We discuss the phenomenology and cosmology of a Standard-like Model inspired by string theory, in which the gauge fields are localized on D-branes wrapping certain compact cycles on an underlying geometry, whose intersection can give rise to chiral fermions. The energy scale associated with string physics is assumed to be near the Planck mass. To develop our program in the simplest way, we work within the construct of a minimal model with gauge-extended sector U (3)B × Sp (1)L × U (1)IR × U (1)L. The resulting U (1) content gauges the baryon number B, the lepton number L, and a third additional abelian charge IR which acts as the third isospin component of an SU(2)R. All mixing angles and gauge couplings are fixed by rotation of the U(1) gauge fields to a basis diagonal in hypercharge Y and in an anomaly free linear combination of IR and B-L. The anomalous Z' gauge boson obtains a string scale St\"uckelberg mass via a 4D version of the Green-Schwarz mechanism.
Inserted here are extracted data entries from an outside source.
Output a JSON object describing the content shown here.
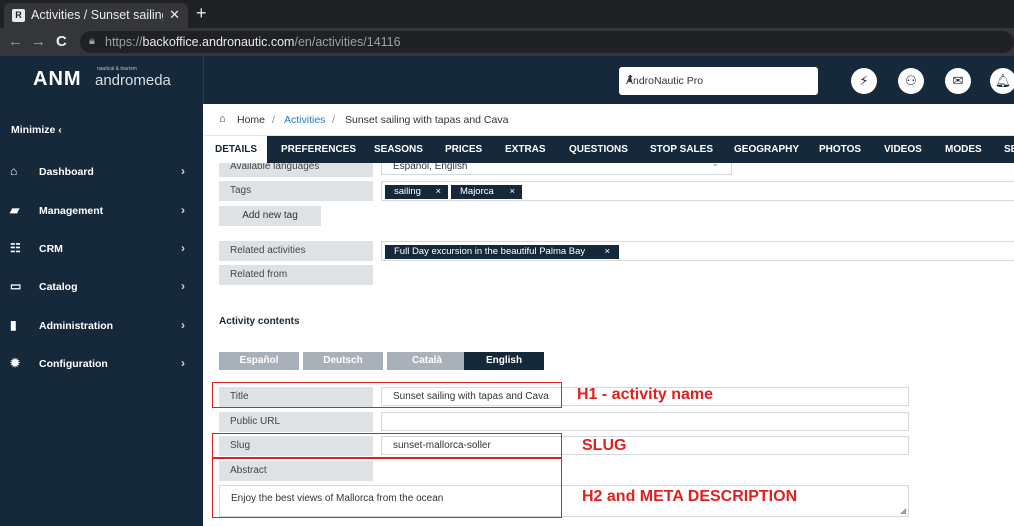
{
  "browser": {
    "tab_title": "Activities / Sunset sailing",
    "favicon": "R",
    "url_prefix": "https://",
    "url_domain": "backoffice.andronautic.com",
    "url_path": "/en/activities/14116"
  },
  "header": {
    "logo_mark": "ANM",
    "logo_tagline": "nautical & tourism",
    "logo_word": "andromeda",
    "account_select": "AndroNautic Pro"
  },
  "sidebar": {
    "minimize": "Minimize ‹",
    "items": [
      {
        "label": "Dashboard",
        "icon": "home-icon"
      },
      {
        "label": "Management",
        "icon": "folder-icon"
      },
      {
        "label": "CRM",
        "icon": "users-icon"
      },
      {
        "label": "Catalog",
        "icon": "catalog-icon"
      },
      {
        "label": "Administration",
        "icon": "book-icon"
      },
      {
        "label": "Configuration",
        "icon": "gear-icon"
      }
    ]
  },
  "breadcrumb": {
    "home": "Home",
    "sep": "/",
    "activities": "Activities",
    "current": "Sunset sailing with tapas and Cava"
  },
  "tabs": [
    "DETAILS",
    "PREFERENCES",
    "SEASONS",
    "PRICES",
    "EXTRAS",
    "QUESTIONS",
    "STOP SALES",
    "GEOGRAPHY",
    "PHOTOS",
    "VIDEOS",
    "MODES",
    "SE"
  ],
  "form": {
    "available_languages_label": "Available languages",
    "available_languages_value": "Español, English",
    "tags_label": "Tags",
    "tags": [
      "sailing",
      "Majorca"
    ],
    "add_tag": "Add new tag",
    "related_activities_label": "Related activities",
    "related_activities": [
      "Full Day excursion in the beautiful Palma Bay"
    ],
    "related_from_label": "Related from"
  },
  "contents": {
    "section_title": "Activity contents",
    "languages": [
      "Español",
      "Deutsch",
      "Català",
      "English"
    ],
    "active_language": "English",
    "title_label": "Title",
    "title_value": "Sunset sailing with tapas and Cava",
    "public_url_label": "Public URL",
    "public_url_value": "",
    "slug_label": "Slug",
    "slug_value": "sunset-mallorca-soller",
    "abstract_label": "Abstract",
    "abstract_value": "Enjoy the best views of Mallorca from the ocean"
  },
  "annotations": {
    "h1": "H1 - activity name",
    "slug": "SLUG",
    "h2": "H2 and META DESCRIPTION",
    "color": "#e02020"
  },
  "colors": {
    "navy": "#16293b",
    "label_bg": "#dfe2e5"
  }
}
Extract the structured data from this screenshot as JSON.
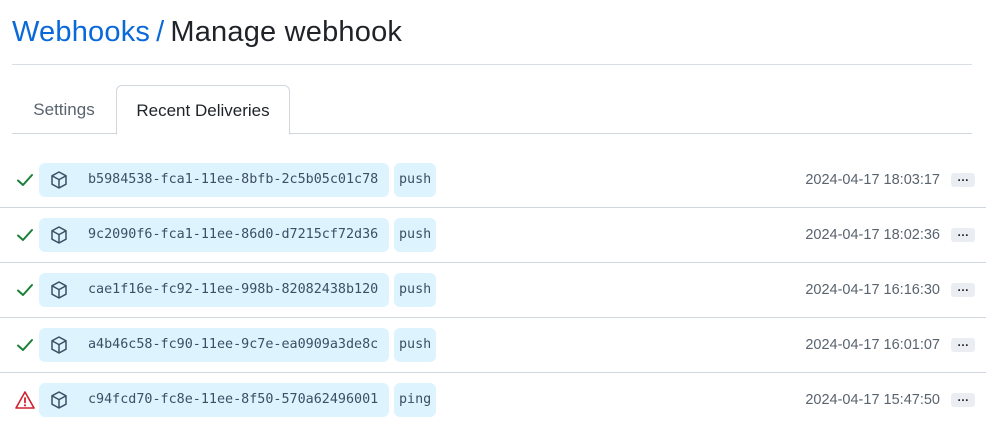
{
  "breadcrumb": {
    "parent": "Webhooks",
    "separator": "/",
    "current": "Manage webhook"
  },
  "tabs": [
    {
      "label": "Settings",
      "selected": false
    },
    {
      "label": "Recent Deliveries",
      "selected": true
    }
  ],
  "deliveries": [
    {
      "status": "success",
      "status_icon": "check-icon",
      "guid": "b5984538-fca1-11ee-8bfb-2c5b05c01c78",
      "event": "push",
      "timestamp": "2024-04-17 18:03:17",
      "more": "…"
    },
    {
      "status": "success",
      "status_icon": "check-icon",
      "guid": "9c2090f6-fca1-11ee-86d0-d7215cf72d36",
      "event": "push",
      "timestamp": "2024-04-17 18:02:36",
      "more": "…"
    },
    {
      "status": "success",
      "status_icon": "check-icon",
      "guid": "cae1f16e-fc92-11ee-998b-82082438b120",
      "event": "push",
      "timestamp": "2024-04-17 16:16:30",
      "more": "…"
    },
    {
      "status": "success",
      "status_icon": "check-icon",
      "guid": "a4b46c58-fc90-11ee-9c7e-ea0909a3de8c",
      "event": "push",
      "timestamp": "2024-04-17 16:01:07",
      "more": "…"
    },
    {
      "status": "failure",
      "status_icon": "alert-icon",
      "guid": "c94fcd70-fc8e-11ee-8f50-570a62496001",
      "event": "ping",
      "timestamp": "2024-04-17 15:47:50",
      "more": "…"
    }
  ],
  "colors": {
    "link": "#0969da",
    "success": "#1a7f37",
    "danger": "#cf222e",
    "pill_bg": "#ddf4ff"
  }
}
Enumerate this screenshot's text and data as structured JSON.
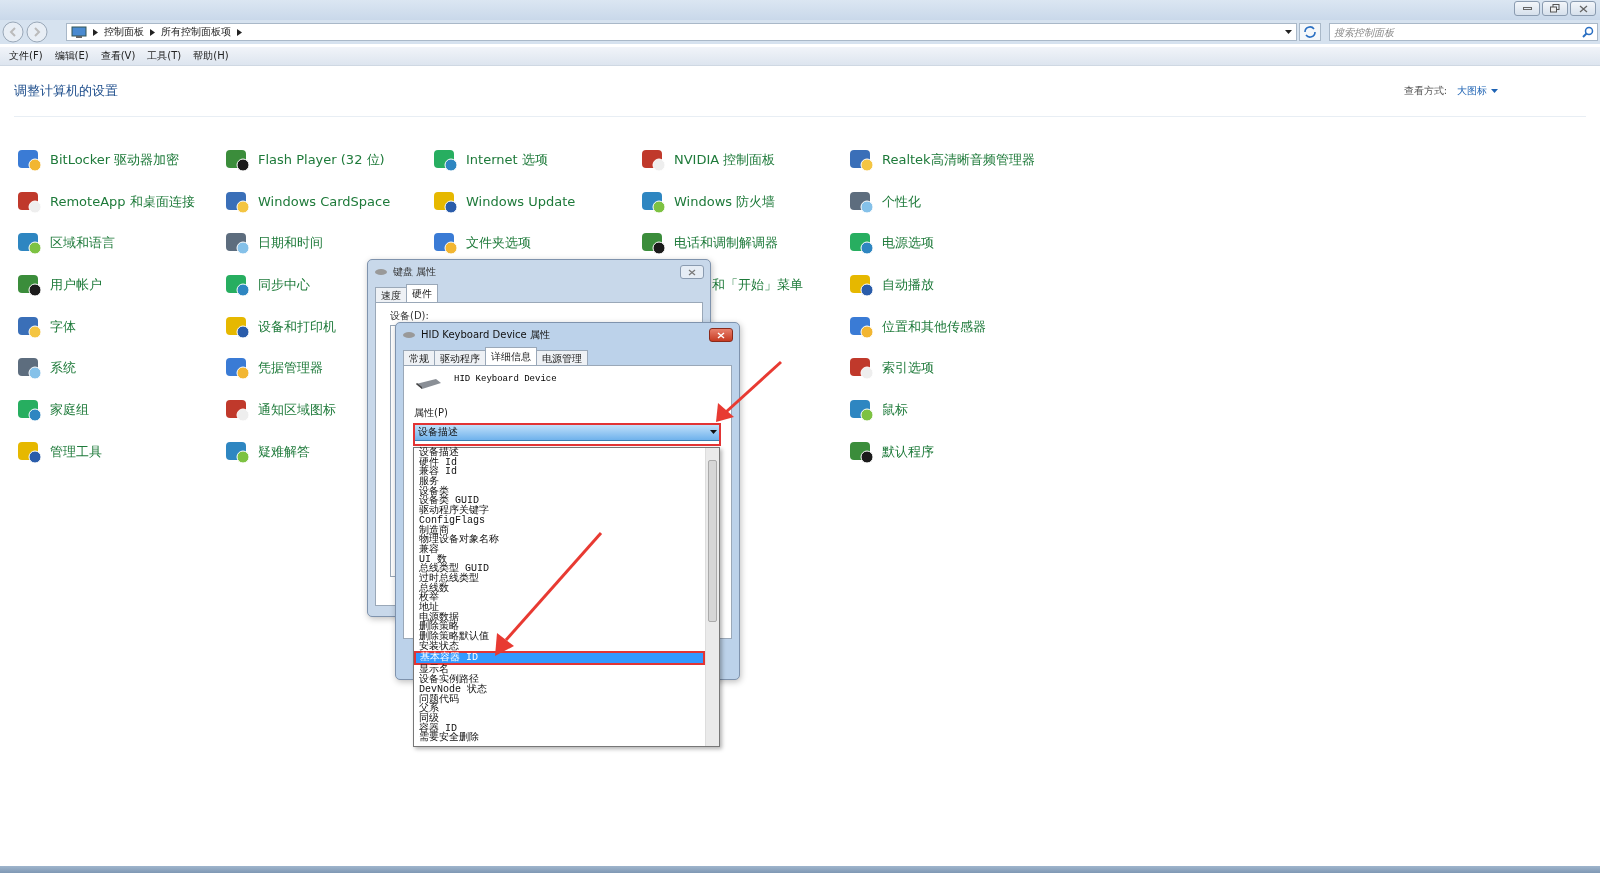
{
  "address_bar": {
    "crumbs": [
      "控制面板",
      "所有控制面板项"
    ]
  },
  "search": {
    "placeholder": "搜索控制面板"
  },
  "menu": [
    "文件(F)",
    "编辑(E)",
    "查看(V)",
    "工具(T)",
    "帮助(H)"
  ],
  "heading": "调整计算机的设置",
  "view": {
    "label": "查看方式:",
    "value": "大图标"
  },
  "columns": [
    [
      {
        "label": "BitLocker 驱动器加密",
        "kind": "full"
      },
      {
        "label": "RemoteApp 和桌面连接",
        "kind": "full"
      },
      {
        "label": "区域和语言",
        "kind": "full"
      },
      {
        "label": "用户帐户",
        "kind": "full"
      },
      {
        "label": "字体",
        "kind": "full"
      },
      {
        "label": "系统",
        "kind": "full"
      },
      {
        "label": "家庭组",
        "kind": "full"
      },
      {
        "label": "管理工具",
        "kind": "full"
      }
    ],
    [
      {
        "label": "Flash Player (32 位)",
        "kind": "full"
      },
      {
        "label": "Windows CardSpace",
        "kind": "full"
      },
      {
        "label": "日期和时间",
        "kind": "full"
      },
      {
        "label": "同步中心",
        "kind": "full"
      },
      {
        "label": "设备和打印机",
        "kind": "full"
      },
      {
        "label": "凭据管理器",
        "kind": "full"
      },
      {
        "label": "通知区域图标",
        "kind": "full"
      },
      {
        "label": "疑难解答",
        "kind": "full"
      }
    ],
    [
      {
        "label": "Internet 选项",
        "kind": "full"
      },
      {
        "label": "Windows Update",
        "kind": "full"
      },
      {
        "label": "文件夹选项",
        "kind": "full"
      }
    ],
    [
      {
        "label": "NVIDIA 控制面板",
        "kind": "full"
      },
      {
        "label": "Windows 防火墙",
        "kind": "full"
      },
      {
        "label": "电话和调制解调器",
        "kind": "full"
      },
      {
        "label": "和「开始」菜单",
        "kind": "partial"
      }
    ],
    [
      {
        "label": "Realtek高清晰音频管理器",
        "kind": "full"
      },
      {
        "label": "个性化",
        "kind": "full"
      },
      {
        "label": "电源选项",
        "kind": "full"
      },
      {
        "label": "自动播放",
        "kind": "full"
      },
      {
        "label": "位置和其他传感器",
        "kind": "full"
      },
      {
        "label": "索引选项",
        "kind": "full"
      },
      {
        "label": "鼠标",
        "kind": "full"
      },
      {
        "label": "默认程序",
        "kind": "full"
      }
    ]
  ],
  "keyboard_dialog": {
    "title": "键盘 属性",
    "tabs": [
      {
        "label": "速度",
        "selected": false
      },
      {
        "label": "硬件",
        "selected": true
      }
    ],
    "device_label": "设备(D):"
  },
  "device_dialog": {
    "title": "HID Keyboard Device 属性",
    "tabs": [
      {
        "label": "常规",
        "selected": false
      },
      {
        "label": "驱动程序",
        "selected": false
      },
      {
        "label": "详细信息",
        "selected": true
      },
      {
        "label": "电源管理",
        "selected": false
      }
    ],
    "device_name": "HID Keyboard Device",
    "property_label": "属性(P)",
    "property_value": "设备描述",
    "options": [
      {
        "label": "设备描述",
        "selected": false
      },
      {
        "label": "硬件 Id",
        "selected": false
      },
      {
        "label": "兼容 Id",
        "selected": false
      },
      {
        "label": "服务",
        "selected": false
      },
      {
        "label": "设备类",
        "selected": false
      },
      {
        "label": "设备类 GUID",
        "selected": false
      },
      {
        "label": "驱动程序关键字",
        "selected": false
      },
      {
        "label": "ConfigFlags",
        "selected": false
      },
      {
        "label": "制造商",
        "selected": false
      },
      {
        "label": "物理设备对象名称",
        "selected": false
      },
      {
        "label": "兼容",
        "selected": false
      },
      {
        "label": "UI 数",
        "selected": false
      },
      {
        "label": "总线类型 GUID",
        "selected": false
      },
      {
        "label": "过时总线类型",
        "selected": false
      },
      {
        "label": "总线数",
        "selected": false
      },
      {
        "label": "枚举",
        "selected": false
      },
      {
        "label": "地址",
        "selected": false
      },
      {
        "label": "电源数据",
        "selected": false
      },
      {
        "label": "删除策略",
        "selected": false
      },
      {
        "label": "删除策略默认值",
        "selected": false
      },
      {
        "label": "安装状态",
        "selected": false
      },
      {
        "label": "基本容器 ID",
        "selected": true
      },
      {
        "label": "显示名",
        "selected": false
      },
      {
        "label": "设备实例路径",
        "selected": false
      },
      {
        "label": "DevNode 状态",
        "selected": false
      },
      {
        "label": "问题代码",
        "selected": false
      },
      {
        "label": "父系",
        "selected": false
      },
      {
        "label": "同级",
        "selected": false
      },
      {
        "label": "容器 ID",
        "selected": false
      },
      {
        "label": "需要安全删除",
        "selected": false
      }
    ]
  }
}
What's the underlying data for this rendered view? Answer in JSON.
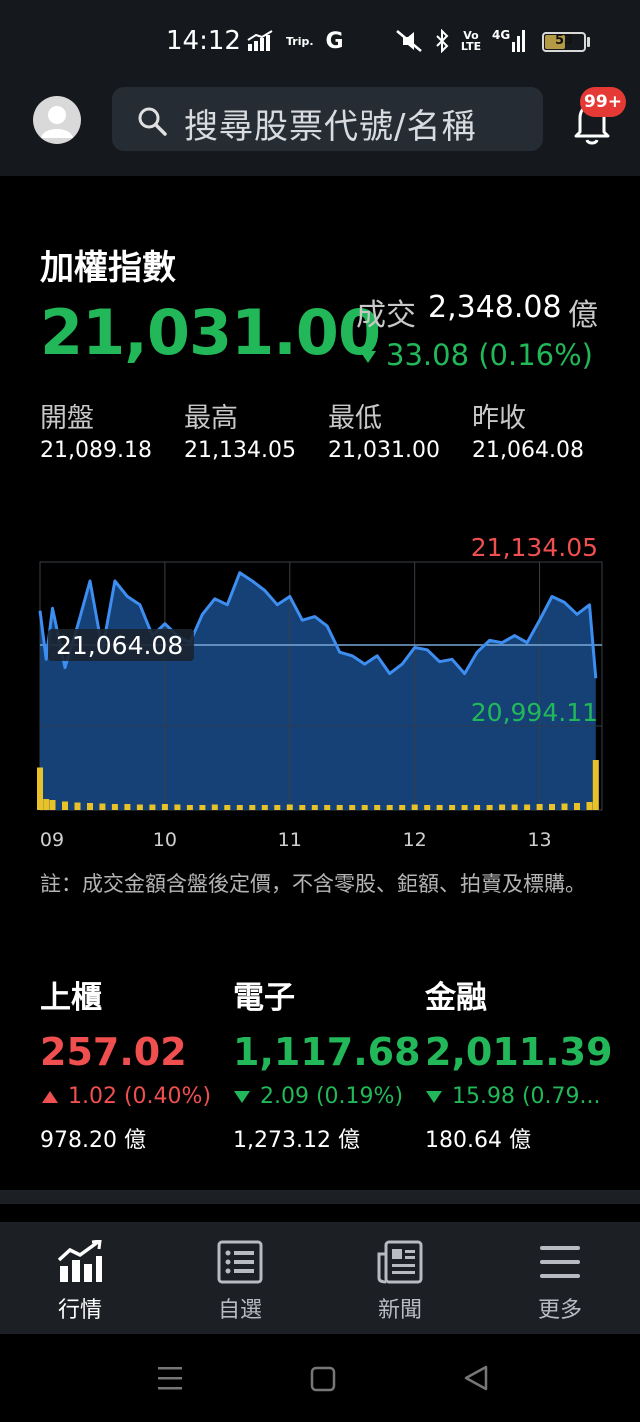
{
  "status_bar": {
    "time": "14:12",
    "trip_label": "Trip.",
    "g_label": "G",
    "volte_label": "Vo LTE",
    "network_label": "4G",
    "battery": "53",
    "battery_level": 0.53
  },
  "header": {
    "search_placeholder": "搜尋股票代號/名稱",
    "badge": "99+"
  },
  "index": {
    "title": "加權指數",
    "value": "21,031.00",
    "volume_label": "成交",
    "volume_value": "2,348.08",
    "volume_unit": "億",
    "change": "33.08 (0.16%)",
    "stats": [
      {
        "label": "開盤",
        "value": "21,089.18"
      },
      {
        "label": "最高",
        "value": "21,134.05"
      },
      {
        "label": "最低",
        "value": "21,031.00"
      },
      {
        "label": "昨收",
        "value": "21,064.08"
      }
    ]
  },
  "colors": {
    "up": "#ef4f4f",
    "down": "#22b859",
    "line": "#3d8ef0",
    "area": "#16457c",
    "volume": "#e8c228",
    "reference": "#7aa7d6"
  },
  "chart_data": {
    "type": "line",
    "x_ticks": [
      "09",
      "10",
      "11",
      "12",
      "13"
    ],
    "high_label": "21,134.05",
    "low_label": "20,994.11",
    "reference_label": "21,064.08",
    "reference_value": 21064.08,
    "ylim": [
      20994.11,
      21134.05
    ],
    "x": [
      9.0,
      9.05,
      9.1,
      9.2,
      9.3,
      9.4,
      9.5,
      9.6,
      9.7,
      9.8,
      9.9,
      10.0,
      10.1,
      10.2,
      10.3,
      10.4,
      10.5,
      10.6,
      10.7,
      10.8,
      10.9,
      11.0,
      11.1,
      11.2,
      11.3,
      11.4,
      11.5,
      11.6,
      11.7,
      11.8,
      11.9,
      12.0,
      12.1,
      12.2,
      12.3,
      12.4,
      12.5,
      12.6,
      12.7,
      12.8,
      12.9,
      13.0,
      13.1,
      13.2,
      13.3,
      13.4,
      13.45
    ],
    "y": [
      21093,
      21052,
      21095,
      21045,
      21080,
      21118,
      21060,
      21118,
      21105,
      21098,
      21072,
      21082,
      21072,
      21066,
      21090,
      21103,
      21098,
      21125,
      21118,
      21110,
      21098,
      21105,
      21085,
      21088,
      21080,
      21058,
      21055,
      21048,
      21055,
      21040,
      21048,
      21062,
      21060,
      21050,
      21052,
      21040,
      21058,
      21068,
      21066,
      21072,
      21066,
      21085,
      21105,
      21100,
      21090,
      21098,
      21036
    ],
    "volume": [
      0.85,
      0.22,
      0.2,
      0.17,
      0.15,
      0.14,
      0.13,
      0.12,
      0.12,
      0.11,
      0.11,
      0.12,
      0.11,
      0.1,
      0.1,
      0.11,
      0.1,
      0.1,
      0.1,
      0.1,
      0.1,
      0.11,
      0.1,
      0.1,
      0.1,
      0.1,
      0.1,
      0.1,
      0.1,
      0.1,
      0.1,
      0.11,
      0.1,
      0.1,
      0.1,
      0.1,
      0.1,
      0.1,
      0.11,
      0.11,
      0.11,
      0.12,
      0.12,
      0.13,
      0.14,
      0.16,
      1.0
    ]
  },
  "note": "註：成交金額含盤後定價，不含零股、鉅額、拍賣及標購。",
  "sub_indices": [
    {
      "name": "上櫃",
      "value": "257.02",
      "dir": "up",
      "change": "1.02 (0.40%)",
      "volume": "978.20 億"
    },
    {
      "name": "電子",
      "value": "1,117.68",
      "dir": "down",
      "change": "2.09 (0.19%)",
      "volume": "1,273.12 億"
    },
    {
      "name": "金融",
      "value": "2,011.39",
      "dir": "down",
      "change": "15.98 (0.79...",
      "volume": "180.64 億"
    }
  ],
  "nav": [
    {
      "label": "行情",
      "icon": "chart-icon",
      "active": true
    },
    {
      "label": "自選",
      "icon": "list-icon",
      "active": false
    },
    {
      "label": "新聞",
      "icon": "news-icon",
      "active": false
    },
    {
      "label": "更多",
      "icon": "menu-icon",
      "active": false
    }
  ]
}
To keep the realization of the Higgs mechanism minimal, we add an extra SU(2) singlet complex scalar, which acquires a VEV and gives a TeV-scale mass to the non-anomalous gauge boson Z". The model is fully predictive and can be confronted with dijet and dilepton data from LHC8 and, eventually, LHC14. We show that MZ" ≈ 3 - 4 TeV saturates current limits from the CMS and ATLAS collaborations. We also show that for MZ" 5 TeV, LHC14 will reach discovery sensitivity 5σ. After that, we demostrate in all generality that Z" milli-weak interactions could play an important role in observational cosmology. Finally, we examine some phenomenological aspects of the supersymmetric extension of the D-brane construct.